Published by Doe Bay Publishing on July 24th 2018
Purchase: Amazon, Barnes & Noble, Kobo
How can the Honorable John Bonnington maintain his self-respect as a gentleman if he's prohibited from continuing the family tradition of battling Napoleon's invasion into England?
Obligated to redeem her family's good name by making a respectable match following her sister's elopement, Lady Abigail is determined to find some way to continue her scandalous pursuit of higher education. Can love teach them that honor and knowledge come in many forms?
The Honorable John Andrew Bonnington, following the shrieks of laughter and the dogs’ barking, bolted over the fence, too impatient to walk to the gate connecting the family’s estate and his sister’s estate.
His younger brothers and their best-buddy, Edward Harcourt, had disappeared into the bright March sunshine for a cricket match. Most likely with their cricket-fanatic older sister.
He could have sent their tutor to fetch the wayward brothers, but the bright weather was the perfect excuse to leave the forlorn empty house. Like his younger brothers, Jack also felt the absence of his newly-wed sister.
By the loud barking and yipping, Wellesley, the family’s Labrador puppy, Matilda and Mirabelle, the spaniels, and Gus, Edward’s constant canine companion were also enjoying their liberation from the confines of the house.
Coming down the steep incline, Jack expected to see his sister’s flaming red hair and long stride running in the open field. Instead, he was shocked to see the boys huddled around a young woman lying flat on the cold spring ground.
Edward swung the cricket bat low in one hand while Colin leaned over the tiny blond woman. The dogs circled the prostrate form and yipped playfully. What had the boys done this time? Knocked the lady unconscious?
He ran. His heart pounding making it difficult to hear what Colin was saying to the fallen lady.
“I assumed you’d know that you can’t stand on the home base,” Colin apologized.
Edward shoved Colin. “How would she know since she’s never played before?”
Then Jack heard a light lyrical laugh. “No harm except for my pride that you were easily able to knock me off my feet. I’ve always wished to be taller.”
Jacks’ voice thundered as he increased his gait. “What have you done this time, Colin?”
The boys separated to give him a clear view of the lady. And there, in dishabille, was his nemesis, Miss Abigail Lyon. The maddening woman smiled up at him as if nothing was amiss. Her bandeau, supposedly holding her riotous curls in place, covered one eye, and her bright curls fell around her shoulders in wanton disarray as if she had recently been tumbled.
Jack pushed his brother aside to lift Miss Lyon off the cold wet ground. “Are you injured?”
“No.
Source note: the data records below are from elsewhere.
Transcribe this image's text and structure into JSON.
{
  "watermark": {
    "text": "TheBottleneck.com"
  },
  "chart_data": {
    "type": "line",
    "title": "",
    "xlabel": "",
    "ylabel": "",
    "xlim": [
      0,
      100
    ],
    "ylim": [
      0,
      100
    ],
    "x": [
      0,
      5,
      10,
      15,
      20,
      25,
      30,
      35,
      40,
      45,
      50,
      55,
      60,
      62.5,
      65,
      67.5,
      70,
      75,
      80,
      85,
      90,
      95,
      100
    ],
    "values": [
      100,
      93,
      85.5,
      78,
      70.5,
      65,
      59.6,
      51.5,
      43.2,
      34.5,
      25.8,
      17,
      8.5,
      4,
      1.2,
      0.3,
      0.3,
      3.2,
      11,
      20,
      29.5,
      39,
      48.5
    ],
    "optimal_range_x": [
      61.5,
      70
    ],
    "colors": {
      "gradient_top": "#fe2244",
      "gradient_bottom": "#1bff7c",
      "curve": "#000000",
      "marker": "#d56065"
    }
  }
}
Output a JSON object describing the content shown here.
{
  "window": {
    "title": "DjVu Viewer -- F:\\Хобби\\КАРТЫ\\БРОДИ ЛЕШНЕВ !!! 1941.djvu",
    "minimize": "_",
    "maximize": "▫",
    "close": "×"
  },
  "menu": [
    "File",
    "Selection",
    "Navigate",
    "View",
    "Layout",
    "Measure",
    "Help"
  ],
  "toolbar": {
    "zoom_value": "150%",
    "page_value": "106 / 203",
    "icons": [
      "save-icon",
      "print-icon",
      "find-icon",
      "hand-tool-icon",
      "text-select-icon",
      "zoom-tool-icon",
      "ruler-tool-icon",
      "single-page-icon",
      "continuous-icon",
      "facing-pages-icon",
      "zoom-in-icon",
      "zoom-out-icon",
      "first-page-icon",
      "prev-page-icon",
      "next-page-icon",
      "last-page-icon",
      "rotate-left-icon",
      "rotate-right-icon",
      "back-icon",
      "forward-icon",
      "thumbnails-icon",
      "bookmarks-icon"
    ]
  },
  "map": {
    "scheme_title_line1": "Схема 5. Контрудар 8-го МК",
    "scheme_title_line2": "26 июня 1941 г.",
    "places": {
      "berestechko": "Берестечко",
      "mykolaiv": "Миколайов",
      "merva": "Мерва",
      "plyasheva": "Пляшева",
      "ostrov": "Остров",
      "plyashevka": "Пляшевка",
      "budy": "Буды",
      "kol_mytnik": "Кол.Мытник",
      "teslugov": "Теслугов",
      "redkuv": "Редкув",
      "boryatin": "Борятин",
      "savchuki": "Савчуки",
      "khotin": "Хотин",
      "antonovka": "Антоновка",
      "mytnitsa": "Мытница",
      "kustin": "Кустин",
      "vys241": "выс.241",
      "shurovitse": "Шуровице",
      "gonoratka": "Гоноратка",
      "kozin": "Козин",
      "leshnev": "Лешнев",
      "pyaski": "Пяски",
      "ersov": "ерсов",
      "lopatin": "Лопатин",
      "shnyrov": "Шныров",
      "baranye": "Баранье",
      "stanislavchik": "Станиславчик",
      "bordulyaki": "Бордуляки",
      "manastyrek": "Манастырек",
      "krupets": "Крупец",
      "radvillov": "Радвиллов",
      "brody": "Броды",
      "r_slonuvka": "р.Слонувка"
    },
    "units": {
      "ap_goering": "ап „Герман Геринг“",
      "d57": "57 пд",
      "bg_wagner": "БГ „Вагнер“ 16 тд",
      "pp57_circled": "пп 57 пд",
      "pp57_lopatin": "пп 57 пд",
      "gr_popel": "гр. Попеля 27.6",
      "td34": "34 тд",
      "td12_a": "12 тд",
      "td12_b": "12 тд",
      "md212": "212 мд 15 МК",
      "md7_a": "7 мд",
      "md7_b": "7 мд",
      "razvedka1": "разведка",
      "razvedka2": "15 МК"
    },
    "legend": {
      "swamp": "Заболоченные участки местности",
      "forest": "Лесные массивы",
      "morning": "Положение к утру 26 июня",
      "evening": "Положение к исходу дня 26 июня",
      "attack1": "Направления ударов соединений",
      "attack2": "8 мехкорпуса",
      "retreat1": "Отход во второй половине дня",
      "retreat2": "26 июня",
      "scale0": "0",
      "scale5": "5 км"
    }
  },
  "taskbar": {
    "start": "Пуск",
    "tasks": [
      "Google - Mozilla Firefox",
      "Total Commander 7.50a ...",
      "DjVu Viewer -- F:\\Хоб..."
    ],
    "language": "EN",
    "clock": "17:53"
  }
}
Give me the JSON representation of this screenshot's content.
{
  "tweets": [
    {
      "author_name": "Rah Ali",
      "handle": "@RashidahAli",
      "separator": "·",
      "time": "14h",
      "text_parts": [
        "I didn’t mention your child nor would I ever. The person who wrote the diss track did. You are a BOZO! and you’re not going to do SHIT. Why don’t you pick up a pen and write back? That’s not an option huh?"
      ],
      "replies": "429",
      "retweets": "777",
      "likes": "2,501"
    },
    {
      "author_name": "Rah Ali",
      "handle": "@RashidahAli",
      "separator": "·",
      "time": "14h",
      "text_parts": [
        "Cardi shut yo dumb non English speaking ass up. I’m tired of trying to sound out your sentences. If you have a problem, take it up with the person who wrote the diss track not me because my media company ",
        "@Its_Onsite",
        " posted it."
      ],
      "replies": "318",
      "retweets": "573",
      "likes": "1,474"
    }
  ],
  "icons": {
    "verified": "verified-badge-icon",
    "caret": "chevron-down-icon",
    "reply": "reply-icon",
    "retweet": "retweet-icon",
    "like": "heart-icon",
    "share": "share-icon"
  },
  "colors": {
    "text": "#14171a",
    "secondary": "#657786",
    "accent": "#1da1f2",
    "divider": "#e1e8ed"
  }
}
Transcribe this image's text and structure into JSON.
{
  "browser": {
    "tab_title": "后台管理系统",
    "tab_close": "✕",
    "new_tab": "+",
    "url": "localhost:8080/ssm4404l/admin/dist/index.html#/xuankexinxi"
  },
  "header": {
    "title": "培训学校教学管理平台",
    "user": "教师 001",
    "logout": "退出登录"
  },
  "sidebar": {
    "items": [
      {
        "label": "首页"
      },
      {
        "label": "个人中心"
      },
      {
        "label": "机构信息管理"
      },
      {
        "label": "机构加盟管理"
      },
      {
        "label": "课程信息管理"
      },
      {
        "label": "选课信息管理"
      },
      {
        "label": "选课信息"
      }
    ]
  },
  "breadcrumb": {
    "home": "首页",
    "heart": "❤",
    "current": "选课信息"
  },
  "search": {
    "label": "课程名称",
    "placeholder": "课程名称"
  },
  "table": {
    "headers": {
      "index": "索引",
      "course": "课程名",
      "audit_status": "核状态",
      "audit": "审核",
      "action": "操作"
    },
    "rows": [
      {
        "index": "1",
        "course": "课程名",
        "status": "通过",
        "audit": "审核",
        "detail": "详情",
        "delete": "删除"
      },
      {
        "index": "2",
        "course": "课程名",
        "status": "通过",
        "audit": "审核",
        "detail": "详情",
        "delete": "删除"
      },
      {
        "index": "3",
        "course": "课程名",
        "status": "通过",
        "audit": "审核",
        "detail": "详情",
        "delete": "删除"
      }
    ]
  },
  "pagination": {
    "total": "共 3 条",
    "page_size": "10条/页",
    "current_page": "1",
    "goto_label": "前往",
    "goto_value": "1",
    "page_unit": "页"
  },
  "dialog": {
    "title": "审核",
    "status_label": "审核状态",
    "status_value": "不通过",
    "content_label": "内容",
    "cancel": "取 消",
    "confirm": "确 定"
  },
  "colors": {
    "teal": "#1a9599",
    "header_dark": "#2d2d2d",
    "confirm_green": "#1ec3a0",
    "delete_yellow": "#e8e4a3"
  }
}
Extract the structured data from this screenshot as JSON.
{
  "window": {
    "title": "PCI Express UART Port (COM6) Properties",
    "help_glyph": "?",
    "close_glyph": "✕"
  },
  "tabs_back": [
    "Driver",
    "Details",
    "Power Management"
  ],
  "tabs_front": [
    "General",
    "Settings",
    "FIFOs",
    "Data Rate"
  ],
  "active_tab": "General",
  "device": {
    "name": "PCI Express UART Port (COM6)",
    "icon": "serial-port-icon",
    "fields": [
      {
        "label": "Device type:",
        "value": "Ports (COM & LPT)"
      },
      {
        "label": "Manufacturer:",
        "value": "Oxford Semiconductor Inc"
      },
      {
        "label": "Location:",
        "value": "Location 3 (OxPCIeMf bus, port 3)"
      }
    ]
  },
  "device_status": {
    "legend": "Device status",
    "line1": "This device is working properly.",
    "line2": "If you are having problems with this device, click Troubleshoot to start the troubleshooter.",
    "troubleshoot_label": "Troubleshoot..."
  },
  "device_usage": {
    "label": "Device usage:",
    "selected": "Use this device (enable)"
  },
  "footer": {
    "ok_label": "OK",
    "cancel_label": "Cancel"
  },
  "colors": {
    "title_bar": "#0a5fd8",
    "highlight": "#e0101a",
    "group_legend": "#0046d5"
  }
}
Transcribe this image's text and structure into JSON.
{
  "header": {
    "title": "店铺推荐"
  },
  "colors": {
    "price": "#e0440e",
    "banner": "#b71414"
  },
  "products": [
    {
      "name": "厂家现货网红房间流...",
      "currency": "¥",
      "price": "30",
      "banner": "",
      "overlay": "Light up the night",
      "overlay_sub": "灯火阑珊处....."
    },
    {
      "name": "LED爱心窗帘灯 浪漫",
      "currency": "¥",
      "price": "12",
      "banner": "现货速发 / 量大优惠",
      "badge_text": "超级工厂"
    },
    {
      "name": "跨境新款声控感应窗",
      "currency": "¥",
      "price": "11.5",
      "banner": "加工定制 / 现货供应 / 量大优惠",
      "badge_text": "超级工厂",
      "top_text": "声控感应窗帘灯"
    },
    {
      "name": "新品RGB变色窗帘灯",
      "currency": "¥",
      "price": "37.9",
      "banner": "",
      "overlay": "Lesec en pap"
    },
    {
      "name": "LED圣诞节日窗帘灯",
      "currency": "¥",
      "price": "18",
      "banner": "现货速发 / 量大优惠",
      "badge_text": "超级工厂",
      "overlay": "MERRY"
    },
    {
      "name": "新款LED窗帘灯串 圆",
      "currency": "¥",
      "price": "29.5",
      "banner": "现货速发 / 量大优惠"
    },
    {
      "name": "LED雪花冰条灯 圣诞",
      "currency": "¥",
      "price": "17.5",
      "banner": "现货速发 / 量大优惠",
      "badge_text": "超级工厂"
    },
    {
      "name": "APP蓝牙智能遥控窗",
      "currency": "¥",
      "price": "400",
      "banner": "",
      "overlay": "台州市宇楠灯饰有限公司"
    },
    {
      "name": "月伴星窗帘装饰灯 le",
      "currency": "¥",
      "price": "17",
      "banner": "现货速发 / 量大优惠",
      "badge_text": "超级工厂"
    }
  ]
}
I’m quite fine.” She was a tiny thing and light as a bird, unlike his gangly sister. His body hardened immediately by the way her soft curves pressed against him.
“My brothers knocked you down?”
“The boys have been everything a lady would want in gentlemanly behavior.” Her voice was laced with amusement. Her bright blue eyes were wide and close enough to see the gold striations like streaks of sunlight in the cornflower blue.
“You definitely have sustained a head injury if you are calling these ruffians gentlemen.” Jack couldn’t look away from her shining face. “Have you any injuries?”
She was close enough to see that her lower lip was wider than her top and looked pillow soft and perfect for… He jerked his eyes away.
Despite her reddening face, she pushed against his chest with a puny effort. “I’m in no need of an unwanted rescue. Put me down.”
Colin interrupted. “I’m really sorry, Abbie.”
Jack twisted to give his brother his best polite-company stare of “what the hell are you doing.”
“Colin, you forget yourself. ‘Miss Lyon’ to you.”
The soft bundle of woman wrestled against him. “I’ve given the boys permission to call me Abbie.”
Jack was enjoying her tiny and futile attempts to release herself. She was like the puppy, Wellesley, with her uncoordinated efforts. His thoughts veered to how he would stop her from struggling with a warm kiss if she were another woman and if his brothers and Edward weren’t watching in rapt attention.
“You can unhand me. I’m not some damsel in distress. Beside you’re interrupting our game and my team is winning.” She twisted in his arms brushing his chest again with her abundant breasts. She definitely wasn’t tiny in the areas that mattered most to men. “Isn’t that right, Drew?”
He reminded himself what a frustrating piece of baggage Miss Abigail Lyon was. His expanding and tightening male body didn’t seem to care as he lowered ‘Abbie’ to the ground.